A Remembering Prayer

by Jeffrey Essmann | April 21, 2021 1:00 am

catholic poetry room[1]
This week’s poem in the Catholic Poetry Room is by Mary Margaret Freeman.                                                                                                 

A Remembering Prayer

Bless each day’s waking.

Keep yourself a silent house
that you may sort voice from voice.

Be faithful in prayer
for I will meet you there.

Don the apron of body and ghost
as you start your daily tasks.

Cross yourself with the duties of the day and let me,
the wage master, measure out your pay.

Fret not about what you are to eat or wear.

Open your door to the stranger.

Be tender in word and deed lest you
snap a reed or quench a spark.

Lavish the mercy on all I lavish on you.

Take simple things for consolation:
your two cats
the day rinsed by rain
a nap without clocks
a talk with a friend.

Hallow your nights with contrition and thanksgiving.

Let my heart beat in yours and yours in mine.

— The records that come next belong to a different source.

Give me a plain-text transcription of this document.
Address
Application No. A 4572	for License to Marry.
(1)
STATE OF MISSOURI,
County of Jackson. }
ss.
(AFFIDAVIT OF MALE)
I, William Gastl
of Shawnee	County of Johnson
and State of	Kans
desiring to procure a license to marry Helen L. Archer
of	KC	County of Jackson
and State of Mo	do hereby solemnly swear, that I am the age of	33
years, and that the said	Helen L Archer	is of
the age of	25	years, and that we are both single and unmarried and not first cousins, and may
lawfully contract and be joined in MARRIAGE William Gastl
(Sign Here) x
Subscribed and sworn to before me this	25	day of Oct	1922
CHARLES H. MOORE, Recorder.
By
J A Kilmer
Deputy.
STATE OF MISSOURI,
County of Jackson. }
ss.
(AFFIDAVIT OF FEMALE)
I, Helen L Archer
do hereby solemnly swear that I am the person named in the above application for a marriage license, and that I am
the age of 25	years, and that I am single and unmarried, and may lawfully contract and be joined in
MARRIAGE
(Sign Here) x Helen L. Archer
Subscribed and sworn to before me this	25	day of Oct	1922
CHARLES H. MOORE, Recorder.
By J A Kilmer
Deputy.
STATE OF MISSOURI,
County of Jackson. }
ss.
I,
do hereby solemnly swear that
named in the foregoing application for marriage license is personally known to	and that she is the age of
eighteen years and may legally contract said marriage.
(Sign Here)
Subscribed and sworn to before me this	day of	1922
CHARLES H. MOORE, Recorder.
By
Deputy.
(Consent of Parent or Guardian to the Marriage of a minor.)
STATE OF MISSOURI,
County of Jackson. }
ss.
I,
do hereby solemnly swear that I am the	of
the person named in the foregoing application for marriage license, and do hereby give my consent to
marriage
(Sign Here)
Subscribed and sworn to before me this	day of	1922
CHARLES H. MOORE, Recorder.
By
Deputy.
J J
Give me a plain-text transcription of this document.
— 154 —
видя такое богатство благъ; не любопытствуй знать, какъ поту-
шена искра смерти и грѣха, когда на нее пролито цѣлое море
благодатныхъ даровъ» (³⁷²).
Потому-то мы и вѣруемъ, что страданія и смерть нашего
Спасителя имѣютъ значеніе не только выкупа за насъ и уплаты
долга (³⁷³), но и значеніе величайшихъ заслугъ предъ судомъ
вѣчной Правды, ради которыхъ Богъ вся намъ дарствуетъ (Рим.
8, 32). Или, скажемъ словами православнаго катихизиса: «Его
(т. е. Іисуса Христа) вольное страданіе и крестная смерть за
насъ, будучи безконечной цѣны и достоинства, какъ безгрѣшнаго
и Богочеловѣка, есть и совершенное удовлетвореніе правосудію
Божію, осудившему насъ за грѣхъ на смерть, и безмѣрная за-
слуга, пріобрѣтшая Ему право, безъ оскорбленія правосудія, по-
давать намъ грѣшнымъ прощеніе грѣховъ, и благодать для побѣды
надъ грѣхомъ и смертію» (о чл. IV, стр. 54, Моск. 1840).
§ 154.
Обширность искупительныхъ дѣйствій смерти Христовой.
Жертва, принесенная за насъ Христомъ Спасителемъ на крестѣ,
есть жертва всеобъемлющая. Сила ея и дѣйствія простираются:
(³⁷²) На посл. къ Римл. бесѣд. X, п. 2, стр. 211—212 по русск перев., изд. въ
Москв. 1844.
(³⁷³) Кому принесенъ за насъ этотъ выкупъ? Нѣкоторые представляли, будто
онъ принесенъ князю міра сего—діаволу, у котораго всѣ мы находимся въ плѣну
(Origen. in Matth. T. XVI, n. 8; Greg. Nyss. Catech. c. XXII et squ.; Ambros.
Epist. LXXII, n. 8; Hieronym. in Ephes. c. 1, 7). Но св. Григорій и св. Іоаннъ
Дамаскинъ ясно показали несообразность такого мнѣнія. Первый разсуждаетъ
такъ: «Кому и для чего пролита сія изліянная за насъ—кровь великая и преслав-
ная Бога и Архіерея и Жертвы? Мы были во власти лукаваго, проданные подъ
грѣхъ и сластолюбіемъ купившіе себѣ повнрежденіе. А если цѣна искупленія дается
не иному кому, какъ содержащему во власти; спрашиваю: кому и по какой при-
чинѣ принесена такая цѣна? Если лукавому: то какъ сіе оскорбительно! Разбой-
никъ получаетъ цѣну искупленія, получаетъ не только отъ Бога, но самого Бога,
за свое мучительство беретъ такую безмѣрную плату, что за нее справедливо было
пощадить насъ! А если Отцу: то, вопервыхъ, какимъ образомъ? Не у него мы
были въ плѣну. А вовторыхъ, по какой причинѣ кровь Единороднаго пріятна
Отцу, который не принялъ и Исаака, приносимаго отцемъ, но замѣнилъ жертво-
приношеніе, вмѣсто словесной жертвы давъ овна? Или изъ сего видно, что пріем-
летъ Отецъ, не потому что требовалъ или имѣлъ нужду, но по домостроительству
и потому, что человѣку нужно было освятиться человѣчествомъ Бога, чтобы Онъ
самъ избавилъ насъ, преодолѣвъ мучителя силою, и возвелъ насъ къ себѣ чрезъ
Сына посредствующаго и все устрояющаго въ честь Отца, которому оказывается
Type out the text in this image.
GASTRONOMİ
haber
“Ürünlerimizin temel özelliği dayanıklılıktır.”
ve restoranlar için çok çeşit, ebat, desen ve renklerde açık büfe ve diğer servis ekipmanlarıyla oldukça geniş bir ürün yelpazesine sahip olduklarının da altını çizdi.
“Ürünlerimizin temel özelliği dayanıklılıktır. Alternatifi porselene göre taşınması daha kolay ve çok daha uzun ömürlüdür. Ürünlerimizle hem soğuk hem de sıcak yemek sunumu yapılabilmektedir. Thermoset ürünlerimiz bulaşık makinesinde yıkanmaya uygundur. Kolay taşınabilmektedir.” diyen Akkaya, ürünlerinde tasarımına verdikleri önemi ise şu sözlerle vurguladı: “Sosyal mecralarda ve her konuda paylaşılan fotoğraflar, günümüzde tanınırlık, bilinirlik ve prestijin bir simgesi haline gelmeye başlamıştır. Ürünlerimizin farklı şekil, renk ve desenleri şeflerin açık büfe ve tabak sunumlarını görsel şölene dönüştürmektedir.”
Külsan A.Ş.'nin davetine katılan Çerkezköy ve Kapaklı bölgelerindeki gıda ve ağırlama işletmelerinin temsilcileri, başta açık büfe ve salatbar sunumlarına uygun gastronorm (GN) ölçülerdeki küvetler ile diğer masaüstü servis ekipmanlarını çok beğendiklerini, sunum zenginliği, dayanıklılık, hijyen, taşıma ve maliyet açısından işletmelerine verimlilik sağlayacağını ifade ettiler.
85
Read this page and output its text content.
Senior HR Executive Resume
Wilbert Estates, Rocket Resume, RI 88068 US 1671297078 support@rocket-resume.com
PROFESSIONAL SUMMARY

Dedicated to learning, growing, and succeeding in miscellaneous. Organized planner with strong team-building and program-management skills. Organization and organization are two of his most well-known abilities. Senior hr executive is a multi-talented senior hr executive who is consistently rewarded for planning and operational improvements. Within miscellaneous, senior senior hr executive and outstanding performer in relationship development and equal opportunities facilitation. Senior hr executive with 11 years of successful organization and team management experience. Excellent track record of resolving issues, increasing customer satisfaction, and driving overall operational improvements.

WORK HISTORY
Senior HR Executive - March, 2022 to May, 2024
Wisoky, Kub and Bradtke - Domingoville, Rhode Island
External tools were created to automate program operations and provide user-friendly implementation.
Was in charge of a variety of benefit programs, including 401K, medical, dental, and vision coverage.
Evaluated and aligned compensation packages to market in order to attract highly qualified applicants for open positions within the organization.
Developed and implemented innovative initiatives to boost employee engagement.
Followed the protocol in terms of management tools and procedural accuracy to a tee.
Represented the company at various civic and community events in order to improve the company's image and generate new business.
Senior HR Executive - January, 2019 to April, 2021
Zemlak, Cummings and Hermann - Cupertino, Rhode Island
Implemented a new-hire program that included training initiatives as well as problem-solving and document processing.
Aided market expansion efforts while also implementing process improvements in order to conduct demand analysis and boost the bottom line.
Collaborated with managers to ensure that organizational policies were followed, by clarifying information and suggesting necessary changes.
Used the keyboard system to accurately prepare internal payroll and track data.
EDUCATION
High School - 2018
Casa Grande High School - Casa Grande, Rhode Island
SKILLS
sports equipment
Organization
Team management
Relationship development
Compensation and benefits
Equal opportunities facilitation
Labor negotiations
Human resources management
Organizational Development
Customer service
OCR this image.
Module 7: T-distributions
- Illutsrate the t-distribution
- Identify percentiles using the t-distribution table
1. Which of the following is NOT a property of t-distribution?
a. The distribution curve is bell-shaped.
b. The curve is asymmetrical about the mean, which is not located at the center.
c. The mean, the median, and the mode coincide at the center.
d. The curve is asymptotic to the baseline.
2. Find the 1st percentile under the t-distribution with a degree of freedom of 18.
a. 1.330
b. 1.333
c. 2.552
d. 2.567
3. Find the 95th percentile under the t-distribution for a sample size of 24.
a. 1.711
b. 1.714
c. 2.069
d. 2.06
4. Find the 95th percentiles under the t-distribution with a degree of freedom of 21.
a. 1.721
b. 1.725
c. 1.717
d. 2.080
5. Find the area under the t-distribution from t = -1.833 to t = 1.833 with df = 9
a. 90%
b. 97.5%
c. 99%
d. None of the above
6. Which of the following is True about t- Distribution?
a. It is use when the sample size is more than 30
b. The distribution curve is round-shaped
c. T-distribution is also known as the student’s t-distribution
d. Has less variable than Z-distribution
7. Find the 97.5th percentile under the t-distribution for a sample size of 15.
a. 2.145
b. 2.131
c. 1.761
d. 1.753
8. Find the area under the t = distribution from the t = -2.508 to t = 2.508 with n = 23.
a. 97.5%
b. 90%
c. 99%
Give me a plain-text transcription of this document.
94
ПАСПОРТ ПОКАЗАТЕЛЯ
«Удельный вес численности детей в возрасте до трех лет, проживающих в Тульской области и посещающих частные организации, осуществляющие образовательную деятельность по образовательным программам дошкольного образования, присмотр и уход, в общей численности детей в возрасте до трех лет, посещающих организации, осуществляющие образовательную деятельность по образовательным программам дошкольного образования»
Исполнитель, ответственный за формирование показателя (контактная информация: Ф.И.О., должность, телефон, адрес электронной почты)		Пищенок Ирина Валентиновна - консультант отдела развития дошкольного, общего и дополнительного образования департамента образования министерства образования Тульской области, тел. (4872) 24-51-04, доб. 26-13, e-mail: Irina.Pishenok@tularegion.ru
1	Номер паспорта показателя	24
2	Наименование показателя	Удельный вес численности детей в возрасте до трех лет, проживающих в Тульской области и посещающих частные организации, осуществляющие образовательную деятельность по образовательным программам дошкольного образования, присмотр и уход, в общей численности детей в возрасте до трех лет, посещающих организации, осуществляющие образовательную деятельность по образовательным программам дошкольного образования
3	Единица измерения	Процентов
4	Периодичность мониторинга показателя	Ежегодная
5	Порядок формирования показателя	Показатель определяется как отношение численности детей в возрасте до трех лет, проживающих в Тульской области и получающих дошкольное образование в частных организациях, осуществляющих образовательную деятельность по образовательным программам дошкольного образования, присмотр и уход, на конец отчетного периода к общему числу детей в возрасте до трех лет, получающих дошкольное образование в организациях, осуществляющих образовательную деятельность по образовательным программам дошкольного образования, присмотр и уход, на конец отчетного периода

Remember that you are my servant
in life and in death.

Trust always in me.


Mary Margaret Freeman’s poetry has appeared in The Christian Century, First Things, Outside the Lines and The Hillsdale Review. In 2017, she presented her long poem, “The Climbing Tree,” before a live audience at Scratch: Works-in-Progress at Living Arts of Tulsa, a community-engaged, contemporary arts non-profit. In 2015, she won second place for “Storm Headaches” in the Adult Creative Writing Poetry Competition, sponsored by the Tulsa City-County Library. She explores faith, doubt, and creation as infused and shaped by the Trinitarian God. She currently lives in Tulsa, Oklahoma.